Sartre uses the graveyard, as a symbol of non-existence. Since there is nothing after, our thoughts are gone, and a dead man has no thoughts, it makes sense Pablo sends them to the graveyard. Throughout the story, the inquisitors care nothing about truth or a person's innocence. Juan is guilty of know crime and is put to death. Garcia who Pablo meets in the courtyard after he gives his false testimony, "had nothing to do with politics" (36). When asked why he was arrested, G arica responds "They arrest everybody who doesn " think the way they do" (36).
The Nazi's and the Fascist's used mental torture and the threat of terror to get people to question their own existence, their own sanity. They do not think, they just take orders and obey. Therefore, it is perfectly ironic that Pablo sends them to place devoid of reason or thought. The further irony is that Gris is hiding in the graveyard in the gravediggers's hack and is killed in a gunfight.

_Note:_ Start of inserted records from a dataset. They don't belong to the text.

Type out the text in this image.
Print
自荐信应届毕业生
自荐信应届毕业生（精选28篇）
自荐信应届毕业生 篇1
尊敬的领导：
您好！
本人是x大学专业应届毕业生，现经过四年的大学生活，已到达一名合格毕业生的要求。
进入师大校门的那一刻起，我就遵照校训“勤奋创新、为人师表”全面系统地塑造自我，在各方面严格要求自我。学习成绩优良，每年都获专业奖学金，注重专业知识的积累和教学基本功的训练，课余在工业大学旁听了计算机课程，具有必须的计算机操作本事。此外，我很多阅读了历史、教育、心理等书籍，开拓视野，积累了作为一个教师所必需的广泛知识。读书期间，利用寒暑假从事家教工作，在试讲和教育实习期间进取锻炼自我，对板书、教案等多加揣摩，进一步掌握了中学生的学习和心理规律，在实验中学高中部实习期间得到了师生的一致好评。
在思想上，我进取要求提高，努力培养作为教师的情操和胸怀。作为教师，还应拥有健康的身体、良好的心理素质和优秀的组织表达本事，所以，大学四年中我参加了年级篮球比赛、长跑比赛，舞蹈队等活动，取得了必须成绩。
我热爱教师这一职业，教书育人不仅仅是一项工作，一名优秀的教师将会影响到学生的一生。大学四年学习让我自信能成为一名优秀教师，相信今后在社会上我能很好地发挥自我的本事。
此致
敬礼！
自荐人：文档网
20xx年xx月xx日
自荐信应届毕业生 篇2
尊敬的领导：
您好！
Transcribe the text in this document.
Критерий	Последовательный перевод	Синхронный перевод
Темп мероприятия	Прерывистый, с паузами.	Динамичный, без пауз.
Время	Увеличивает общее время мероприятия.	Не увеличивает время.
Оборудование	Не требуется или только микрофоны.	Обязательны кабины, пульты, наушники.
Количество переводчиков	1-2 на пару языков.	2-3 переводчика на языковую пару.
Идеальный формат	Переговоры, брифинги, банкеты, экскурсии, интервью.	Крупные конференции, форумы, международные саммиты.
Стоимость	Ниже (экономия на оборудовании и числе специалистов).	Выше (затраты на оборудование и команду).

Pablo says after learning of Gris's death, "everything began to spin and I found myself siting on the ground: I laughed so hard I cried" (37). Pablo laughs until he cries because he realizes he never will understand why one man dies and another lives.
In spite of all his thinking and mental anguish over the question, every answer he discovers leads back to Descartes; the only part of his existence he cannot question is the one truth, "I think, therefore I am.